April Fools Day is not a feature of life in Spain1 but yesterday’s events certainly appeared like a huge practical joke but, sadly, they weren’t.

First I need to explain that all Spanish people are given an identity number, known as a DNI, and anyone from foreign countries planning to live in Spain for longer than three months needs to apply for an NIE. That’s the equivalent of the DNI but for citizens of other nations.

Knowing we needed one each, Lisa and I used the services of a gestoria to make our lives a bit simpler. A gestoria, or gestor, is a person who deals with administrative bureaucracy on behalf of a client.

Our appointments this morning were at the nearest office to our home – but that was in the city of Almería, more than 100 kilometres away.

We arrived in time, checked in and waited for our numbers to be called. So far so good, the agent looked through our papers and everything seemed in order, except one. Instead of being able to pay for our NIEs there and then, we were told to collect the necessary forms from the reception, complete them, take them to a bank, pay the money and then return to the office with the receipted form.

Simple, yes? Sadly, no – in fact far from it.

The first bank said we had to pay at an automatic machine but it kept coming up as ‘technical error’; attempts at other banks encountered the need to give our NIEs first. The mere fact that we wanted to pay the money to get an NIE seemed to get lost. No NIE, no payment accepted, no receipted form.

Just how anyone is supposed to enter their NIE on a form that they need to use to get their NIE is beyond me.

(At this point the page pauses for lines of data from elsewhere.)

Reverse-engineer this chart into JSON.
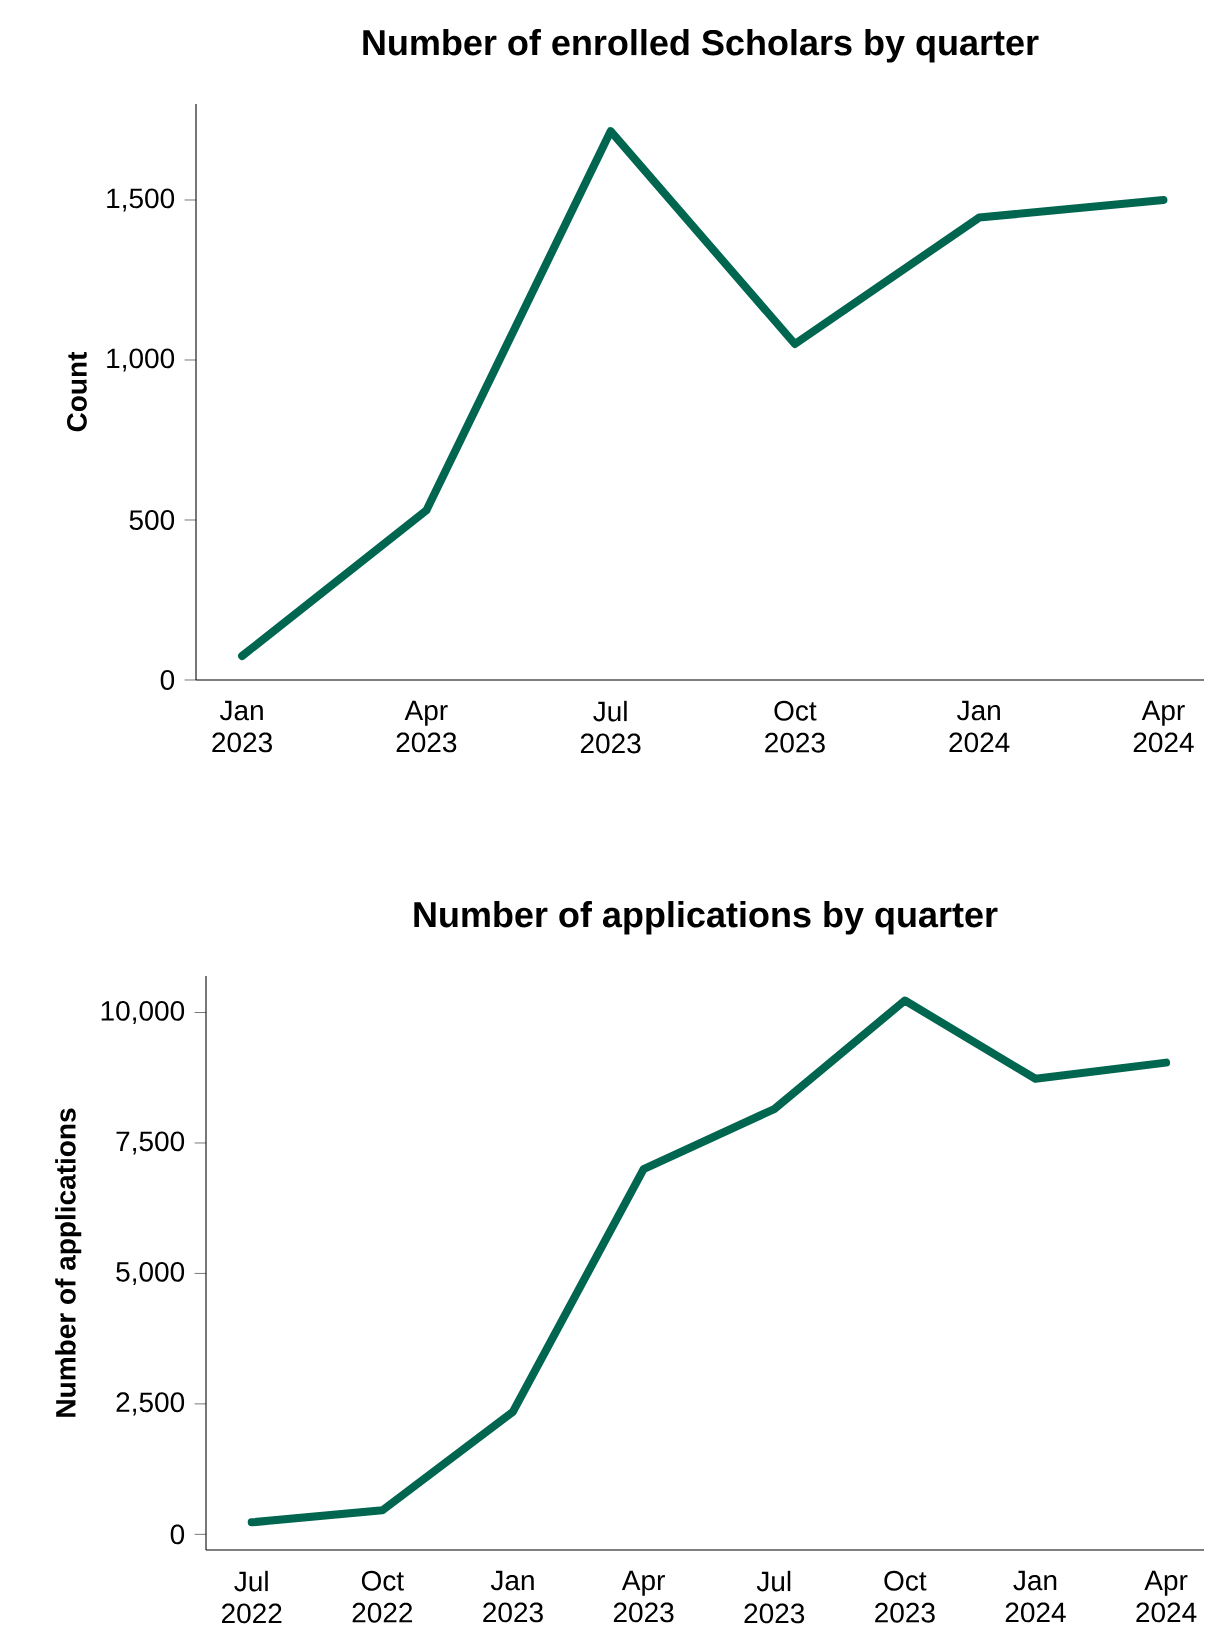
{
  "chart_data": [
    {
      "type": "line",
      "title": "Number of enrolled Scholars by quarter",
      "ylabel": "Count",
      "categories": [
        "Jan 2023",
        "Apr 2023",
        "Jul 2023",
        "Oct 2023",
        "Jan 2024",
        "Apr 2024"
      ],
      "series": [
        {
          "color": "#00664f",
          "values": [
            75,
            530,
            1715,
            1050,
            1445,
            1500
          ]
        }
      ],
      "ylim": [
        0,
        1800
      ],
      "yticks": [
        0,
        500,
        {
          "value": 1000,
          "label": "1,000"
        },
        {
          "value": 1500,
          "label": "1,500"
        }
      ],
      "grid": false
    },
    {
      "type": "line",
      "title": "Number of applications by quarter",
      "ylabel": "Number of applications",
      "categories": [
        "Jul 2022",
        "Oct 2022",
        "Jan 2023",
        "Apr 2023",
        "Jul 2023",
        "Oct 2023",
        "Jan 2024",
        "Apr 2024"
      ],
      "series": [
        {
          "color": "#00664f",
          "values": [
            230,
            460,
            2350,
            7000,
            8150,
            10230,
            8730,
            9040
          ]
        }
      ],
      "ylim": [
        -300,
        10700
      ],
      "yticks": [
        0,
        {
          "value": 2500,
          "label": "2,500"
        },
        {
          "value": 5000,
          "label": "5,000"
        },
        {
          "value": 7500,
          "label": "7,500"
        },
        {
          "value": 10000,
          "label": "10,000"
        }
      ],
      "grid": false
    }
  ]
}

Sounds like a script good enough for a top comedy show.

Then Barry, our Spanish-speaking friend who drove us to Almería, had a bright idea and went to the branch of the bank where we have an account. There the money was paid, without the need for a NIE, and the forms duly stamped as paid. To solve this muddle had taken visits to seven banks and taken nearly three hours since we left the office.

Great, now we could return and get our NIEs.

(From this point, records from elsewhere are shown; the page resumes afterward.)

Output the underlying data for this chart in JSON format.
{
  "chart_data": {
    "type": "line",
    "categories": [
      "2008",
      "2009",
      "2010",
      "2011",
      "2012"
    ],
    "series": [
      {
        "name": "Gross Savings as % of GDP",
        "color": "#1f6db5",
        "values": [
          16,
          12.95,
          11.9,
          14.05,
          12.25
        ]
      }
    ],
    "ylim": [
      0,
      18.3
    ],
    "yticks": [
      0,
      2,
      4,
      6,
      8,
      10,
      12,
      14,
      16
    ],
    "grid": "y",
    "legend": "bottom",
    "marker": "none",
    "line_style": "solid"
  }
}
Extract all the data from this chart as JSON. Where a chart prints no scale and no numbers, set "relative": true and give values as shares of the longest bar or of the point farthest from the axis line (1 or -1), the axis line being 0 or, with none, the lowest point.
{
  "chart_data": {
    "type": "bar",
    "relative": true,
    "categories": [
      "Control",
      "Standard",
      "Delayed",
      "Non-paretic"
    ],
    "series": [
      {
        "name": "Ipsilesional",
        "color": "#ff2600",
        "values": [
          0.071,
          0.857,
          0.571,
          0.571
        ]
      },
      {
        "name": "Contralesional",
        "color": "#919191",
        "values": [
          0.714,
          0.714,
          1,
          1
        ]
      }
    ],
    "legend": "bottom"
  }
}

Well, that was our fond dream. It turned out that the NIE office, which stays open until 5pm from Mondays to Thursdays, closes at 2pm on Fridays.

After leaving Almería, we returned to the town nearest our home in an attempt to see the gestor to ask him to arrange new appointments for us. But, by then it was 4.40pm; his office will reopen on Monday.


1 Spain has its own equivalent of April Fools Day. It is December 28, ‘Day of the Holy Innocents’.